Wire this output to the input valid input of a downstream node to transfer data from the node to the downstream node.
| True | Downstream nodes can use the result this node computes. |
| False | This node returns an undefined value that downstream nodes cannot use.
Note This node may return different undefined values when executed in simulation mode versus when executed on hardware.
|
ready for input
Boolean value that indicates whether this node is ready to accept new input data.
Use Feedback Node to wire this output to the ready for output output of an upstream node.
| True | The node is ready to accept new input data. |
| False | The node is not ready to accept new input data. |
Conjugation Options
Configure how to conjugate the inputs during operation. You can conjugate any combination of inputs: x, y, both, or none.
Vector Size
Specifies the size of the input vector.
Resource Option
Specifies how to implement the multiplier. Auto allows the compiler to decide whether to use embedded block multipliers or look-up tables. Look-Up Table causes the node to use look-up tables.
Pipeline Degree
Configure how many pipelining stages this node uses internally.
What Happens When Interfaces or Array Sizes Differ?
x and y must be both scalar or both 1D fixed-size array. If the interface types differ, x takes precedent. If both interface types are 1D fixed-size arrays, but the array sizes differ, the input with the smaller array size takes precedent. If the input with precedence is a 1D fixed-size array, the compiler dims Vector Size configuration option for the node and uses the array size from the wire.
Improving Maximum Clock Rate with Pipelining
You can improve the timing performance of this node on an FPGA target by adjusting the number of pipelining stages.
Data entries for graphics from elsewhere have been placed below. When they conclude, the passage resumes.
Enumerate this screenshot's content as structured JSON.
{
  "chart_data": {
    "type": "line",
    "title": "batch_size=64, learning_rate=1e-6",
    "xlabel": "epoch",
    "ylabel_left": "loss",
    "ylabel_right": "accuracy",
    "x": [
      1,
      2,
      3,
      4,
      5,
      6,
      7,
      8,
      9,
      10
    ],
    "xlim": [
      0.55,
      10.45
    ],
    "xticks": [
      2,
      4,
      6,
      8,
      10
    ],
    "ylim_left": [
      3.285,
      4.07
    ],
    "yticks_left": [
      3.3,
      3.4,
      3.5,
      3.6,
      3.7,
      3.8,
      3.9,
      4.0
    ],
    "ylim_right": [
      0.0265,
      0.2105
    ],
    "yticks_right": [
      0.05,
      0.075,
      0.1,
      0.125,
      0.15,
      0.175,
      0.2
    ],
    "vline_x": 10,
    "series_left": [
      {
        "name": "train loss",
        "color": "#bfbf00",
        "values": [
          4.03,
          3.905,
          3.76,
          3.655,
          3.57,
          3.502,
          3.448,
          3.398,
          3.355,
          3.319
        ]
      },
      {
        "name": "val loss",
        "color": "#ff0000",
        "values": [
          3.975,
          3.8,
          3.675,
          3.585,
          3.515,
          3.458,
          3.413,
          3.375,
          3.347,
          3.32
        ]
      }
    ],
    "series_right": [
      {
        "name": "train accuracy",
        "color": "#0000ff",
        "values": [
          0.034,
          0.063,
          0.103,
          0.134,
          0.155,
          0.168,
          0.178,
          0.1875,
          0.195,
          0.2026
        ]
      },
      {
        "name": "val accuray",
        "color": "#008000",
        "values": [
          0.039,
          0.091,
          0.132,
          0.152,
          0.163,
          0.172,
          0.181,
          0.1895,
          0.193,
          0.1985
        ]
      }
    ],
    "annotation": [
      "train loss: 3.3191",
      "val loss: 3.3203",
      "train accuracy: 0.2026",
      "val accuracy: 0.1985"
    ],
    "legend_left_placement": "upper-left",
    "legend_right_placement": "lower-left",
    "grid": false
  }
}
In general, increasing the number of pipelining stages also increases the maximum clock rate this node can achieve. However, the actual clock rate depends on many considerations, including the following factors:
- The FPGA target you use
- The size of the multiplier
- The rounding and overflow modes you select in the fixed-point configuration for the node
- The mode you select for Resource in the Pipelining option section of the Item tab.
- Other FPGA logic besides the multiplier